Tratamentos que são rotineiramente usados, mas com poucas evidências de um impacto sobre a doença:

  • anticoagulantes, tais como warfarina, destinado ao tratamento das alterações trombóticas observadas e a predisposição potencial para trombose in situ na microcirculação pulmonar
  • diuréticos, para tratamento de falência do coração direito
  • terapia com oxigênio, para manter a saturação de oxigênio > 90% continuamente
  • bloqueadores de canais de cálcio (BCCs). Menos de 10% dos pacientes com HAPI (Hipertensão Arterial Pulmonar Idiopática) beneficiam-se da terapia com BCCs. Essa estimativa é ainda mais baixa em outras formas de HAP. Se não usada em candidatos apropriados (pacientes com vasoreatividade demonstrada durante o cateterismo do coração direito), BCCs podem diminuir o débito cardíaco e a resistência vascular sistêmica sem qualquer melhora na PAP (Pressão Arterial Pulmonar) e na RVP (Resistência Vascular Pulmonar) e, por esse motivo, podem ser deletérios.2

Tratamentos que têm sido especificamente estudados na HAP

  • antagonistas do receptor de endotelina – a endotelina está implicada na patogênese da HAP através de ações sobre a vasculatura pulmonar. Acredita-se que a endotelina esteja elevada em pacientes com HAP e os níveis de endotelina estão diretamente relacionados à gravidade e ao prognóstico da doença. Os antagonistas do receptor de endotelina (AREs) são tratamentos orais que bloqueiam somente o receptor ETA ou ambos os receptores ETA e ETB.3,4
  • análogos de prostaciclina – podem ser administrados por infusão intravenosa ou subcutânea contínua ou via um nebulizador intermitente. Até este momento, agentes orais demonstraram eficácia limitada.
  • inibidores de fosfodiesterase 5 – induz a efeitos de relaxamento e antiproliferativos sobre as células musculares lisas vasculares prevenindo a redução nos níveis de GMPc.

Em casos muito graves, opções cirúrgicas podem ser consideradas:

  • septostomia atrial com balão
  • transplante de coração e de pulmão. Contudo, o uso de transplante está restrito pelo número limitado de doadores de órgãos.

Referências

  1. Barst RJ, McGoon M, Torbicki A et al. Diagnosis and differential assessment of pulmonary arterial hypertension.
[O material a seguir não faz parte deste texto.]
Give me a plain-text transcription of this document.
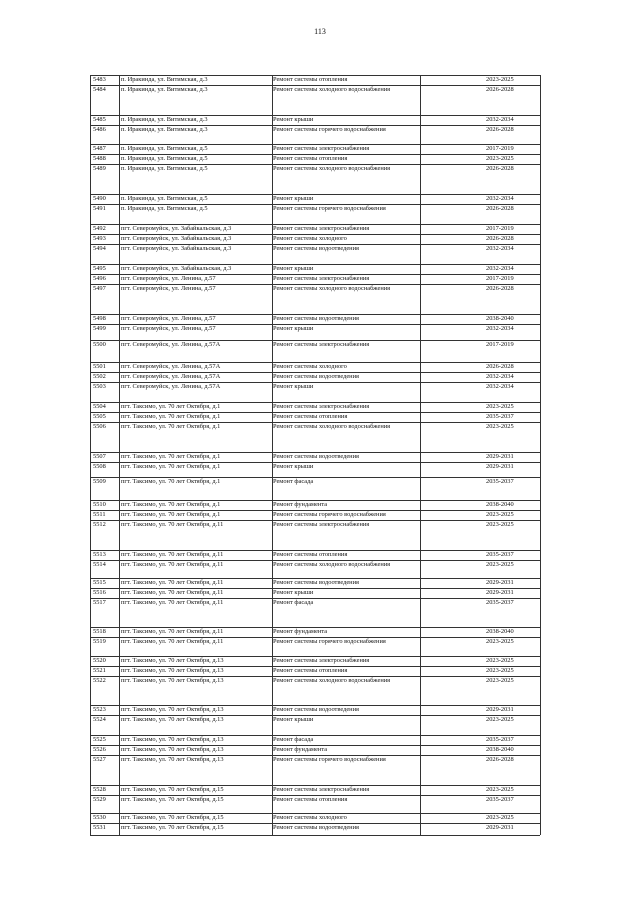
113
5483	п. Иракинда, ул. Витимская, д.3	Ремонт системы отопления	2023-2025
5484	п. Иракинда, ул. Витимская, д.3	Ремонт системы холодного водоснабжения	2026-2028
5485	п. Иракинда, ул. Витимская, д.3	Ремонт крыши	2032-2034
5486	п. Иракинда, ул. Витимская, д.3	Ремонт системы горячего водоснабжения	2026-2028
5487	п. Иракинда, ул. Витимская, д.5	Ремонт системы электроснабжения	2017-2019
5488	п. Иракинда, ул. Витимская, д.5	Ремонт системы отопления	2023-2025
5489	п. Иракинда, ул. Витимская, д.5	Ремонт системы холодного водоснабжения	2026-2028
5490	п. Иракинда, ул. Витимская, д.5	Ремонт крыши	2032-2034
5491	п. Иракинда, ул. Витимская, д.5	Ремонт системы горячего водоснабжения	2026-2028
5492	пгт. Северомуйск, ул. Забайкальская, д.3	Ремонт системы электроснабжения	2017-2019
5493	пгт. Северомуйск, ул. Забайкальская, д.3	Ремонт системы холодного	2026-2028
5494	пгт. Северомуйск, ул. Забайкальская, д.3	Ремонт системы водоотведения	2032-2034
5495	пгт. Северомуйск, ул. Забайкальская, д.3	Ремонт крыши	2032-2034
5496	пгт. Северомуйск, ул. Ленина, д.57	Ремонт системы электроснабжения	2017-2019
5497	пгт. Северомуйск, ул. Ленина, д.57	Ремонт системы холодного водоснабжения	2026-2028
5498	пгт. Северомуйск, ул. Ленина, д.57	Ремонт системы водоотведения	2038-2040
5499	пгт. Северомуйск, ул. Ленина, д.57	Ремонт крыши	2032-2034
5500	пгт. Северомуйск, ул. Ленина, д.57А	Ремонт системы электроснабжения	2017-2019
5501	пгт. Северомуйск, ул. Ленина, д.57А	Ремонт системы холодного	2026-2028
5502	пгт. Северомуйск, ул. Ленина, д.57А	Ремонт системы водоотведения	2032-2034
5503	пгт. Северомуйск, ул. Ленина, д.57А	Ремонт крыши	2032-2034
5504	пгт. Таксимо, ул. 70 лет Октября, д.1	Ремонт системы электроснабжения	2023-2025
5505	пгт. Таксимо, ул. 70 лет Октября, д.1	Ремонт системы отопления	2035-2037
5506	пгт. Таксимо, ул. 70 лет Октября, д.1	Ремонт системы холодного водоснабжения	2023-2025
5507	пгт. Таксимо, ул. 70 лет Октября, д.1	Ремонт системы водоотведения	2029-2031
5508	пгт. Таксимо, ул. 70 лет Октября, д.1	Ремонт крыши	2029-2031
5509	пгт. Таксимо, ул. 70 лет Октября, д.1	Ремонт фасада	2035-2037
5510	пгт. Таксимо, ул. 70 лет Октября, д.1	Ремонт фундамента	2038-2040
5511	пгт. Таксимо, ул. 70 лет Октября, д.1	Ремонт системы горячего водоснабжения	2023-2025
5512	пгт. Таксимо, ул. 70 лет Октября, д.11	Ремонт системы электроснабжения	2023-2025
5513	пгт. Таксимо, ул. 70 лет Октября, д.11	Ремонт системы отопления	2035-2037
5514	пгт. Таксимо, ул. 70 лет Октября, д.11	Ремонт системы холодного водоснабжения	2023-2025
5515	пгт. Таксимо, ул. 70 лет Октября, д.11	Ремонт системы водоотведения	2029-2031
5516	пгт. Таксимо, ул. 70 лет Октября, д.11	Ремонт крыши	2029-2031
5517	пгт. Таксимо, ул. 70 лет Октября, д.11	Ремонт фасада	2035-2037
5518	пгт. Таксимо, ул. 70 лет Октября, д.11	Ремонт фундамента	2038-2040
5519	пгт. Таксимо, ул. 70 лет Октября, д.11	Ремонт системы горячего водоснабжения	2023-2025
5520	пгт. Таксимо, ул. 70 лет Октября, д.13	Ремонт системы электроснабжения	2023-2025
5521	пгт. Таксимо, ул. 70 лет Октября, д.13	Ремонт системы отопления	2023-2025
5522	пгт. Таксимо, ул. 70 лет Октября, д.13	Ремонт системы холодного водоснабжения	2023-2025
5523	пгт. Таксимо, ул. 70 лет Октября, д.13	Ремонт системы водоотведения	2029-2031
5524	пгт. Таксимо, ул. 70 лет Октября, д.13	Ремонт крыши	2023-2025
5525	пгт. Таксимо, ул. 70 лет Октября, д.13	Ремонт фасада	2035-2037
5526	пгт. Таксимо, ул. 70 лет Октября, д.13	Ремонт фундамента	2038-2040
5527	пгт. Таксимо, ул. 70 лет Октября, д.13	Ремонт системы горячего водоснабжения	2026-2028
5528	пгт. Таксимо, ул. 70 лет Октября, д.15	Ремонт системы электроснабжения	2023-2025
5529	пгт. Таксимо, ул. 70 лет Октября, д.15	Ремонт системы отопления	2035-2037
5530	пгт. Таксимо, ул. 70 лет Октября, д.15	Ремонт системы холодного	2023-2025
5531	пгт. Таксимо, ул. 70 лет Октября, д.15	Ремонт системы водоотведения	2029-2031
J Am Coll Cardiol 2004;43 (Suppl S): 40S-47S
  2. Sitbon O, Humbert M, Jaïs X et al. Long-term response to calcium channel blockers in idiopathic pulmonary arterial hypertension. Circulation 2005; 11:3105-11.
  3. Channick RN, Simonneau G, Sitbon O et al. Effects of the dual endotelina-receptor antagonist bosentan in patients with pulmonary hypertension: a randomised placebo-controlled study. Lancet 2001;358:1119-23.
  4. Rubin LJ, Badesch DB, Barst RG et al. Bosentan therapy for pulmonary arterial hypertension. N Engl J Med2002;346:896-903.